FabNewport = Opportunity

“Opportunity,” said Brandon without hesitation (here is the audio of our conversation).

I was grinding on a grant application at Fox Point Library yesterday afternoon and pondering the question, “What is your best practice?” Why not ask one of our intelligent student leaders, Brandon, who just happened to be on the other side of the magazine rack working on a video?

“When people are looking from the outside in,” Brandon continued, “they see the tools and equipment (vinyl cutters, heat presses, laser cutters, sewing machines) and they think that’s where the true power lies. I believe it comes from students learning how to use the equipment to be able to change the environments in their communities with the equipment and tools. The opportunity comes from not only learning the specific technicality and being able to think in the technical sense, but it also comes in the creative sense…Confidence is a big part of it too. Once you are able to take charge of your learning, take charge of the environment you are more likely to take charge in different environments and of different opportunities.”
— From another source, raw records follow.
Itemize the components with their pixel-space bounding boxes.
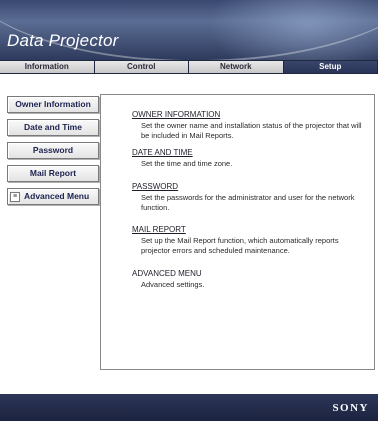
tab-control[interactable]: Control bbox=[94, 61, 189, 73]
owner-information-description: Set the owner name and installation stat… bbox=[141, 121, 362, 140]
advanced-menu-label: Advanced Menu bbox=[24, 191, 90, 201]
tab-information[interactable]: Information bbox=[0, 61, 95, 73]
mail-report-link[interactable]: MAIL REPORT bbox=[132, 225, 362, 235]
tab-setup[interactable]: Setup bbox=[283, 61, 378, 73]
date-and-time-description: Set the time and time zone. bbox=[141, 159, 233, 168]
mail-report-button[interactable]: Mail Report bbox=[7, 165, 99, 182]
tab-bar: Information Control Network Setup bbox=[0, 60, 378, 74]
app-title: Data Projector bbox=[7, 31, 119, 50]
owner-information-button[interactable]: Owner Information bbox=[7, 96, 99, 113]
footer-bar: SONY bbox=[0, 394, 378, 421]
section-advanced-menu: ADVANCED MENU Advanced settings. bbox=[132, 269, 362, 290]
section-date-and-time: DATE AND TIME Set the time and time zone… bbox=[132, 148, 362, 169]
brand-logo: SONY bbox=[332, 402, 369, 414]
advanced-menu-button[interactable]: ≡ Advanced Menu bbox=[7, 188, 99, 205]
tab-network[interactable]: Network bbox=[189, 61, 284, 73]
password-description: Set the passwords for the administrator … bbox=[141, 193, 355, 212]
section-owner-information: OWNER INFORMATION Set the owner name and… bbox=[132, 110, 362, 141]
advanced-menu-heading: ADVANCED MENU bbox=[132, 269, 202, 278]
section-password: PASSWORD Set the passwords for the admin… bbox=[132, 182, 362, 213]
owner-information-link[interactable]: OWNER INFORMATION bbox=[132, 110, 362, 120]
section-mail-report: MAIL REPORT Set up the Mail Report funct… bbox=[132, 225, 362, 256]
password-button[interactable]: Password bbox=[7, 142, 99, 159]
sidebar: Owner Information Date and Time Password… bbox=[7, 96, 99, 211]
date-and-time-button[interactable]: Date and Time bbox=[7, 119, 99, 136]
header-banner: Data Projector bbox=[0, 0, 378, 60]
mail-report-description: Set up the Mail Report function, which a… bbox=[141, 236, 339, 255]
date-and-time-link[interactable]: DATE AND TIME bbox=[132, 148, 362, 158]
advanced-menu-description: Advanced settings. bbox=[141, 280, 205, 289]
content-panel: OWNER INFORMATION Set the owner name and… bbox=[100, 94, 375, 370]
password-link[interactable]: PASSWORD bbox=[132, 182, 362, 192]
collapse-icon: ≡ bbox=[10, 191, 20, 202]
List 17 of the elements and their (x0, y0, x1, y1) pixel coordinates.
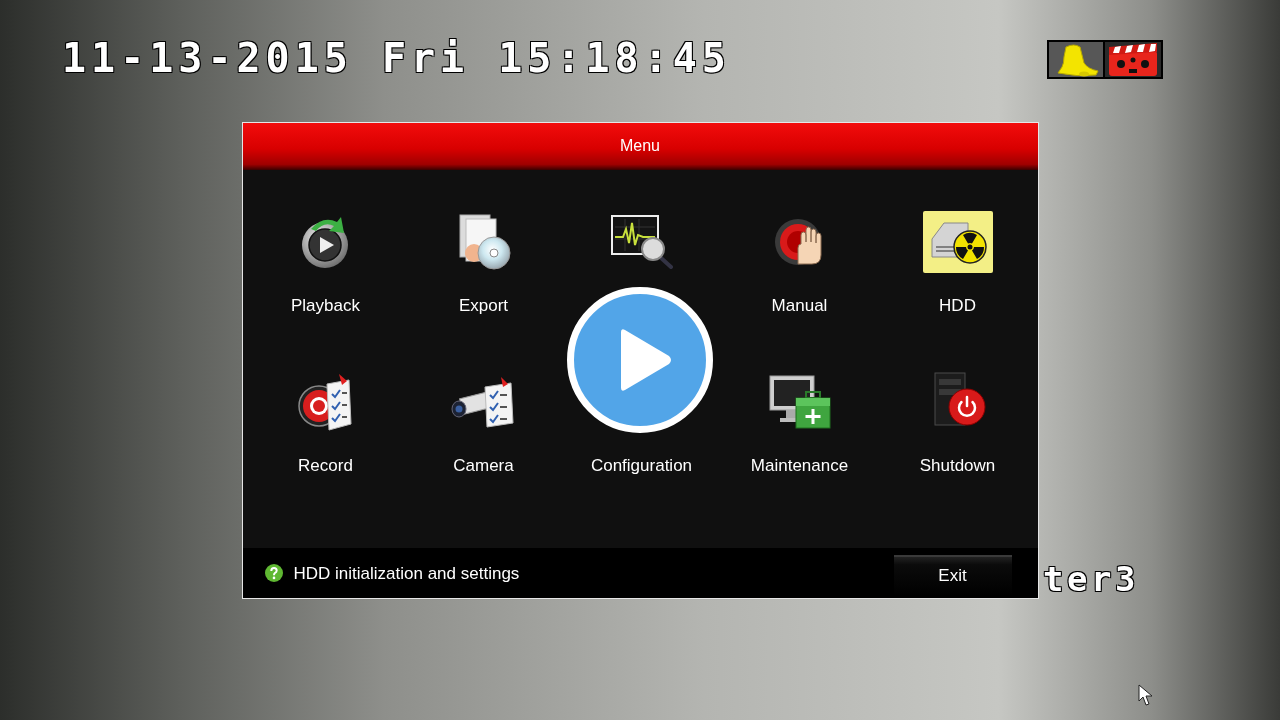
help-icon (264, 563, 283, 582)
window-title: Menu (620, 137, 660, 155)
menu-item[interactable]: Export (455, 205, 512, 316)
channel-overlay: ter3 (1043, 562, 1139, 596)
menu-item[interactable]: Maintenance (750, 365, 849, 476)
hint-text: HDD initialization and settings (293, 562, 520, 584)
menu-item[interactable]: Configuration (590, 455, 693, 476)
menu-item[interactable]: Record (296, 365, 355, 476)
menu-item[interactable]: HDD (922, 205, 993, 316)
menu-item[interactable]: Playback (291, 205, 360, 316)
menu-item[interactable]: Camera (448, 365, 519, 476)
clapperboard-icon (1105, 40, 1163, 79)
cursor-icon (1138, 684, 1153, 706)
menu-item[interactable]: Manual (771, 205, 828, 316)
date-time-overlay: 11-13-2015 Fri 15:18:45 (62, 38, 731, 78)
bell-icon (1047, 40, 1105, 79)
menu-item[interactable]: Shutdown (919, 365, 996, 476)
Opportunity is a powerful. And I would argue a well-lived life is a collection of well-utilized opportunities. Not all of them work out, but we make our plays and let the chips fall where they may.
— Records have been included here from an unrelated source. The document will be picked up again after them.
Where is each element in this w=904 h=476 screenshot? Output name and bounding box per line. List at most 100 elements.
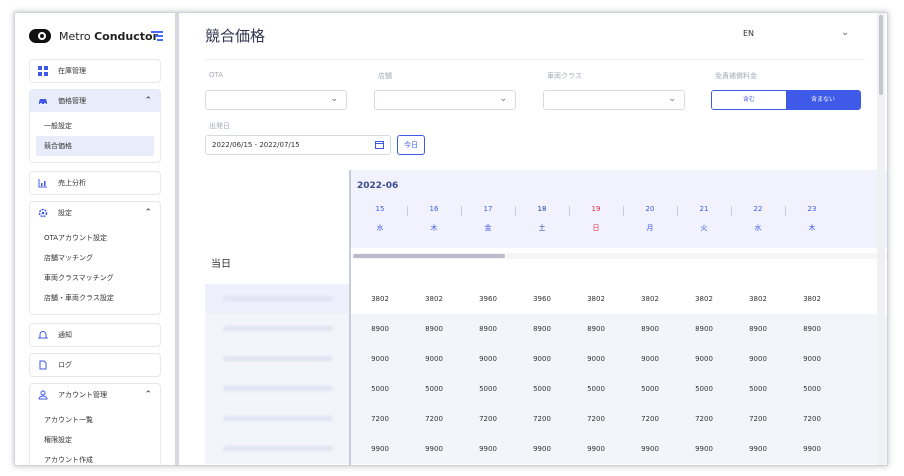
sidebar-item-pricing[interactable]: 価格管理 ⌃ (30, 90, 160, 112)
date-separator (515, 206, 516, 216)
price-cell[interactable]: 9000 (785, 355, 839, 363)
price-cell[interactable]: 9900 (677, 445, 731, 453)
price-cell[interactable]: 3802 (731, 295, 785, 303)
sidebar-subitem-account-create[interactable]: アカウント作成 (30, 450, 160, 465)
price-cell[interactable]: 7200 (407, 415, 461, 423)
price-cell[interactable]: 9900 (569, 445, 623, 453)
price-cell[interactable]: 5000 (731, 385, 785, 393)
price-cell[interactable]: 5000 (623, 385, 677, 393)
price-cell[interactable]: 7200 (353, 415, 407, 423)
price-cell[interactable]: 9900 (461, 445, 515, 453)
price-cell[interactable]: 9000 (407, 355, 461, 363)
insurance-label: 免責補償料金 (715, 72, 757, 80)
sidebar-subitem-store-vehicle-settings[interactable]: 店舗・車両クラス設定 (30, 288, 160, 308)
price-cell[interactable]: 3802 (407, 295, 461, 303)
sidebar-subitem-store-matching[interactable]: 店舗マッチング (30, 248, 160, 268)
sidebar-group-pricing: 価格管理 ⌃ 一般設定 競合価格 (29, 89, 161, 163)
month-label: 2022-06 (357, 181, 399, 191)
vehicle-class-select[interactable]: ⌄ (543, 90, 685, 110)
price-cell[interactable]: 9900 (785, 445, 839, 453)
price-cell[interactable]: 3802 (785, 295, 839, 303)
price-cell[interactable]: 5000 (461, 385, 515, 393)
price-cell[interactable]: 9900 (623, 445, 677, 453)
price-cell[interactable]: 5000 (785, 385, 839, 393)
store-select[interactable]: ⌄ (374, 90, 516, 110)
table-row-name (205, 434, 349, 464)
language-select[interactable]: EN (743, 29, 754, 38)
price-cell[interactable]: 9000 (623, 355, 677, 363)
price-cell[interactable]: 7200 (461, 415, 515, 423)
vertical-scrollbar[interactable] (877, 13, 885, 465)
date-range-input[interactable]: 2022/06/15 - 2022/07/15 (205, 135, 391, 155)
sidebar-subitem-ota-account[interactable]: OTAアカウント設定 (30, 228, 160, 248)
price-cell[interactable]: 9900 (407, 445, 461, 453)
date-label: 出発日 (209, 122, 230, 130)
price-cell[interactable]: 8900 (353, 325, 407, 333)
weekday-label: 月 (646, 224, 654, 232)
sidebar-item-logs[interactable]: ログ (29, 353, 161, 377)
price-cell[interactable]: 9000 (731, 355, 785, 363)
sidebar-item-label: 在庫管理 (58, 67, 86, 75)
sidebar-group-account: アカウント管理 ⌃ アカウント一覧 権限設定 アカウント作成 (29, 383, 161, 465)
calendar-icon[interactable] (375, 140, 384, 149)
price-cell[interactable]: 9000 (569, 355, 623, 363)
price-cell[interactable]: 9900 (353, 445, 407, 453)
chevron-down-icon[interactable]: ⌄ (841, 27, 849, 38)
sidebar-subitem-general[interactable]: 一般設定 (30, 116, 160, 136)
price-cell[interactable]: 9000 (515, 355, 569, 363)
sidebar-subitem-account-list[interactable]: アカウント一覧 (30, 410, 160, 430)
chevron-up-icon: ⌃ (144, 96, 152, 106)
sidebar-item-label: 売上分析 (58, 179, 86, 187)
price-cell[interactable]: 3802 (623, 295, 677, 303)
price-cell[interactable]: 3802 (353, 295, 407, 303)
sidebar-item-account[interactable]: アカウント管理 ⌃ (30, 384, 160, 406)
price-cell[interactable]: 7200 (731, 415, 785, 423)
price-cell[interactable]: 3802 (677, 295, 731, 303)
price-cell[interactable]: 3802 (569, 295, 623, 303)
price-cell[interactable]: 5000 (515, 385, 569, 393)
ota-select[interactable]: ⌄ (205, 90, 347, 110)
insurance-include-option[interactable]: 含む (712, 91, 786, 109)
price-cell[interactable]: 8900 (785, 325, 839, 333)
price-cell[interactable]: 5000 (677, 385, 731, 393)
price-cell[interactable]: 9900 (731, 445, 785, 453)
price-cell[interactable]: 5000 (569, 385, 623, 393)
sidebar-item-notifications[interactable]: 通知 (29, 323, 161, 347)
price-cell[interactable]: 8900 (623, 325, 677, 333)
date-separator (461, 206, 462, 216)
sidebar-item-settings[interactable]: 設定 ⌃ (30, 202, 160, 224)
today-button[interactable]: 今日 (397, 135, 425, 155)
price-cell[interactable]: 5000 (407, 385, 461, 393)
price-cell[interactable]: 8900 (461, 325, 515, 333)
sidebar-item-inventory[interactable]: 在庫管理 (29, 59, 161, 83)
price-cell[interactable]: 5000 (353, 385, 407, 393)
price-cell[interactable]: 9000 (353, 355, 407, 363)
price-cell[interactable]: 9000 (677, 355, 731, 363)
insurance-exclude-option[interactable]: 含まない (786, 91, 860, 109)
ota-label: OTA (209, 71, 224, 79)
price-cell[interactable]: 9900 (515, 445, 569, 453)
price-cell[interactable]: 7200 (623, 415, 677, 423)
price-cell[interactable]: 8900 (677, 325, 731, 333)
menu-toggle-icon[interactable] (151, 31, 163, 41)
date-number: 20 (645, 205, 655, 213)
price-cell[interactable]: 8900 (407, 325, 461, 333)
price-cell[interactable]: 7200 (677, 415, 731, 423)
sidebar-scrollbar[interactable] (175, 13, 179, 465)
sidebar-subitem-competitor-price[interactable]: 競合価格 (36, 136, 154, 156)
price-cell[interactable]: 9000 (461, 355, 515, 363)
sidebar-subitem-permissions[interactable]: 権限設定 (30, 430, 160, 450)
sidebar-subitem-vehicle-matching[interactable]: 車両クラスマッチング (30, 268, 160, 288)
sidebar-item-sales[interactable]: 売上分析 (29, 171, 161, 195)
price-cell[interactable]: 7200 (515, 415, 569, 423)
horizontal-scrollbar[interactable] (353, 254, 505, 258)
price-cell[interactable]: 3960 (461, 295, 515, 303)
price-cell[interactable]: 7200 (569, 415, 623, 423)
price-cell[interactable]: 8900 (515, 325, 569, 333)
price-cell[interactable]: 8900 (569, 325, 623, 333)
chevron-down-icon: ⌄ (668, 94, 676, 104)
table-row: 8900 8900 8900 8900 8900 8900 8900 8900 8900 (351, 314, 887, 344)
price-cell[interactable]: 7200 (785, 415, 839, 423)
price-cell[interactable]: 3960 (515, 295, 569, 303)
price-cell[interactable]: 8900 (731, 325, 785, 333)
Many of FabNewport’s first experiences with children are simple prompts which engage kids to connect with their creativity and imagination. Prior to seeing Brandon at Fox Point yesterday I brought the prototyping cart (wood scraps, pipe cleaners, tape, scissors, rubber bands, scrap paper) to a 4th grade English Language Learner class at the Reservoir Public School in Providence. I explained to the kids they will have the opportunity to make anything they want to in response to the prompt, “What is your super power?” They lit up and fashioned tickle machines, automatic tree decorators, super wagons, magic birds and more. It was a joyful hour. With a simple prompt the barrier of entry is low while the opportunity for exploration is high. My time with the kids cut into the art teachers time but she hung out and noticed a young woman who was engaged. “Kudos to you,” she said, “I have a hard time getting her to do anything.” Sometimes less is more.